2015 Stats: 183 IP, 3.10 ERA, 3.98 FIP, 162 H, 2.9 BB/9, 7.6 K/9, 20 HR, 1.208 WHIP
2016 Age: 32
Position: Left-handed starting pitcher
Scott Kazmir's name should sound familiar to New York baseball fans. The Mets drafted the southpaw 15th overall in 2002 out of Cypress Falls High School in Houston. After dominating the minors for a couple seasons, Kazmir was on Queens' doorstep by late 2004. However, then-GM Jim Duquette shipped Kazmir to Tampa Bay at the trade deadline in the infamous Victor Zambrano trade.
Kazmir quickly ascended to the top of the Devil Rays' rotation. Although he had control problems early on (he led the AL with 100 walks in 2005), nobody could deny the young hurler had excellent stuff. In 2007, Kazmir paced the Junior Circuit with 239 strikeouts. He made a pair of All-Star teams, both in 2006 and 2008. What's more, Kazmir was front and center for Tampa Bay's improbable World Series run. He took the ball in both Game 1 and Game 5 of the '08 Fall Classic, pitching well but ultimately losing both contests. In the Sunshine State, Kazmir burned bright.
Until he didn't. As a young player, Kazmir struggled to stay healthy. He's small (6'0", 185 lbs) and his frame might have hindered his durability. Even when he was on the field, nagging injuries sapped his effectiveness. With his ERA ballooning to 5.92, the Rays dealt Kazmir to the Angels in August 2009 in exchange for Sean Rodriguez.
Kazmir was an unequivocal disaster in Anaheim where his 5.94 ERA made him literally the worst pitcher in all of baseball during 2010. What's more, he threw a grand total of just 1.2 innings between 2011 and 2012. In fact, the Angels cut him loose on midway through 2012, electing to eat the money on Kazmir's contract rather than retaining him through the whole season.

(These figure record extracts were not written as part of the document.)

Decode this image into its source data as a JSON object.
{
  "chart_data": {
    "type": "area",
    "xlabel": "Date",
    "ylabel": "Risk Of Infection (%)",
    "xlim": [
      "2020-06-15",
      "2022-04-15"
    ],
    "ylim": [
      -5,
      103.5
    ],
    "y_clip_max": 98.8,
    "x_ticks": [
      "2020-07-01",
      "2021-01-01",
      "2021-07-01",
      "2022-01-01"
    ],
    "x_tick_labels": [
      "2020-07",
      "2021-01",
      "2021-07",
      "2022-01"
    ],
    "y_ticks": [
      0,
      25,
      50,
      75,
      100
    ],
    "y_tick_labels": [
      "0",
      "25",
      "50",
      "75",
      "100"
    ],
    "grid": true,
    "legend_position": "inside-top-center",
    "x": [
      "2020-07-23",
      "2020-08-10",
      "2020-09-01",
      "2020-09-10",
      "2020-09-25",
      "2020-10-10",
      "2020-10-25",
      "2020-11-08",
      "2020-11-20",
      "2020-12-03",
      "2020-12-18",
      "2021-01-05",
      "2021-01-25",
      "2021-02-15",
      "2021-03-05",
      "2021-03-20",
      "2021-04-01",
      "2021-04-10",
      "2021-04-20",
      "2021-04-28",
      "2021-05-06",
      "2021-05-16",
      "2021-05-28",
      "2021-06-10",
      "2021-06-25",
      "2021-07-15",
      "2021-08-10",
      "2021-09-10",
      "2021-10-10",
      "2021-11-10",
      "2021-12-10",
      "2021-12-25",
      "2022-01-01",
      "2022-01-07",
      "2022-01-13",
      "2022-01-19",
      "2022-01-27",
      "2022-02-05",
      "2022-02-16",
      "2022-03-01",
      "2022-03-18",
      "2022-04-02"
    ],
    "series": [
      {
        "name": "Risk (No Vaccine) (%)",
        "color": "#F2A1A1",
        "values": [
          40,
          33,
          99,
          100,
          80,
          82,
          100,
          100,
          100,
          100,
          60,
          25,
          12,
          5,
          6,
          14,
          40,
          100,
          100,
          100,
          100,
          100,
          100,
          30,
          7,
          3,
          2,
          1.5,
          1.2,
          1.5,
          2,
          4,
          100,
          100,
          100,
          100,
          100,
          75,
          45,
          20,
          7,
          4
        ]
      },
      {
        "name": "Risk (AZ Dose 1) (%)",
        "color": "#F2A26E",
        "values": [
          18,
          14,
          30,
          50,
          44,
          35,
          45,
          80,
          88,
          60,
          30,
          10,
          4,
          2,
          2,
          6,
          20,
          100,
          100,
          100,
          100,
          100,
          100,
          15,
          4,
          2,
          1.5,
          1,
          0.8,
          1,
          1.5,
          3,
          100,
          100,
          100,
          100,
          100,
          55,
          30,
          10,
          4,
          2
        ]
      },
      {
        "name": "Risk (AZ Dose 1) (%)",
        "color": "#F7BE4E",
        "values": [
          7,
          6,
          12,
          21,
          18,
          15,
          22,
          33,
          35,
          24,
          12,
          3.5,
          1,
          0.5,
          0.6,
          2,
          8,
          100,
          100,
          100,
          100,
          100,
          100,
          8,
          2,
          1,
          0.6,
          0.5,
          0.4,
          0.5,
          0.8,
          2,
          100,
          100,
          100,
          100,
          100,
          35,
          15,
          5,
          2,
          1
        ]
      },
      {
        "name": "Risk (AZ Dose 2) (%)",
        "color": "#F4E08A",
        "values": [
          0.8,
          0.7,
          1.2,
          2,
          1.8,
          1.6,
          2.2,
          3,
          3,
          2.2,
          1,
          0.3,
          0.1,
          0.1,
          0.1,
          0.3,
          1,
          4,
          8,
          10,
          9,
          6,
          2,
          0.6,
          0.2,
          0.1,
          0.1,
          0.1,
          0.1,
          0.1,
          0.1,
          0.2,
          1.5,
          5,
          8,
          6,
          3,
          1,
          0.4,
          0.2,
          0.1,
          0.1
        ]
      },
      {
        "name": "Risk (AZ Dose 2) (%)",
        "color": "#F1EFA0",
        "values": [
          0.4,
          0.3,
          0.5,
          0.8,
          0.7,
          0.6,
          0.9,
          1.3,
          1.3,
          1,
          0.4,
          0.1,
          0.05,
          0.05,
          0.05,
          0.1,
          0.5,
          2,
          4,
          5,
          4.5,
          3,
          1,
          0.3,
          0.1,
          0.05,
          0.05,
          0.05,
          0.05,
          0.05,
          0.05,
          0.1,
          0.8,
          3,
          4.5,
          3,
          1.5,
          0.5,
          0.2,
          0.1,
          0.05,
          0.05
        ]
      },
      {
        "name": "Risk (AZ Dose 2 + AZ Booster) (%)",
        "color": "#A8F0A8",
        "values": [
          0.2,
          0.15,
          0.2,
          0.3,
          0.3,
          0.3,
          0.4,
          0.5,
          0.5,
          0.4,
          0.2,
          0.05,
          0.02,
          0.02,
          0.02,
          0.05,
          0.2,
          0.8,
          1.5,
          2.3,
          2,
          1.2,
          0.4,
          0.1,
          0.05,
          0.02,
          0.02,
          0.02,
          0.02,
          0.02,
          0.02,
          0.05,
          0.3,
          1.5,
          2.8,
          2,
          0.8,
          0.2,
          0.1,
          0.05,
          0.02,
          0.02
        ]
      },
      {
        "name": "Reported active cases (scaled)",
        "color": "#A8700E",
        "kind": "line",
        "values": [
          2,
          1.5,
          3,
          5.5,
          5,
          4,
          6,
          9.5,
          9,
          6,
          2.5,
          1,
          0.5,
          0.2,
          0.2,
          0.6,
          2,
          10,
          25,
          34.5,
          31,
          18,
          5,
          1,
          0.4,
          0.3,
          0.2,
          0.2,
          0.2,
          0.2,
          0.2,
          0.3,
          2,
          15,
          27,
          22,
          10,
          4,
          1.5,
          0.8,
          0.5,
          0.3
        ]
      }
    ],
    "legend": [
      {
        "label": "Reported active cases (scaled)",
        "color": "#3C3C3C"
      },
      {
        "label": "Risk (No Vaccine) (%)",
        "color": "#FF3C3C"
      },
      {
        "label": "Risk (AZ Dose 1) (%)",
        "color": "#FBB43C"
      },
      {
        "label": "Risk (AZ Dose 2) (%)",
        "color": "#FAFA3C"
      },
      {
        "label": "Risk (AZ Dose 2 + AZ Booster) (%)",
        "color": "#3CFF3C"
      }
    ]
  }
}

At the end of his contract with the Halos, Kazmir looked like toast. He couldn't stay healthy and when he was on the field he couldn't get anyone out. His velocity, which formerly sat at 92-93 mph, dropped by a half-dozen mph. Sometimes ballplayers lose their mojo seemingly overnight. Like Jason Bay, Chone Figgins, and Eric Gagne before him, Kazmir appeared to have fallen off the proverbial cliff.
Except, unlike the others, Scott Kazmir's story has a happy ending. He spent the last of 2012 pitching for the Sugar Land Skeeters in the Atlantic League (the same team that has featured former NBA All-Star Tracy McGrady and 50-year-old Roger Clemens) and dominating Puerto Rican Winter Ball. His performance earned him a minor-league contract with the Cleveland Indians. After pitching well in spring training, Kazmir made the Tribe's rotation straightaway.
Kazmir parlayed a successful season in Cleveland into a two-year deal with the Oakland Athletics and like so many other pitchers before him, he became far better in Oakland than anyone expected. For the past two seasons, Kazmir has been a top-five lefty in the American League. He gained his third All-Star bid in 2014, and his 3.10 ERA with the A's and Astros in 2015 was fourth best in the AL.
Kazmir has also reinvented his repertoire, adding a low-90s two-seam fastball which he uses nearly exclusively now. He's eschewed his slider in favor of a tighter, firmer cutter, which he'll toss mid-80s. His wild card, though, is his mid-70s change. His arsenal is built around both effectiveness and endurance. He doesn't throw a lot of off-speed pitches at all, and when he does, it's usually a changeup, which puts far less strain on his arm than a breaking ball would. Working at three different speeds, Kazmir's mix is a recipe for longevity.
The market for Kazmir appears stout. He's a third-tier option this winter, but with this pitching-rich free agent class, that's by no means an insult. Pretty much every club will be interested in acquiring Kazmir. The big market teams could view him as a fallback option to one of the bigger names, or choose to add Kazmir alongside a top gun. He's affordable enough for the mid-market teams, and even stingy clubs might take advantage of the market surplus to add a quality arm at a reasonable price. Plus, since he was dealt midseason, the team that signs him won't have to forfeit a draft pick. Now in his thirties, Kazmir is likely seeking stability. Whoever offers him a fourth year might get him.
Kazmir would be a nice fit for the Yankees, who could really use another lefty for the rotation. However, they're not in the mood to hand out long-term deals to older pitchers. Though Kazmir will be just 32 years old next season, he already has considerable Major League mileage. He would help the rotation in the short-term. But given his injury history and the fact that his market might bear sweeter fruit elsewhere, those resources could be better spent on improving another facet of the team. If the Yankees are going to add a lefty, they shouldn't have to compromise the youth movement in doing so.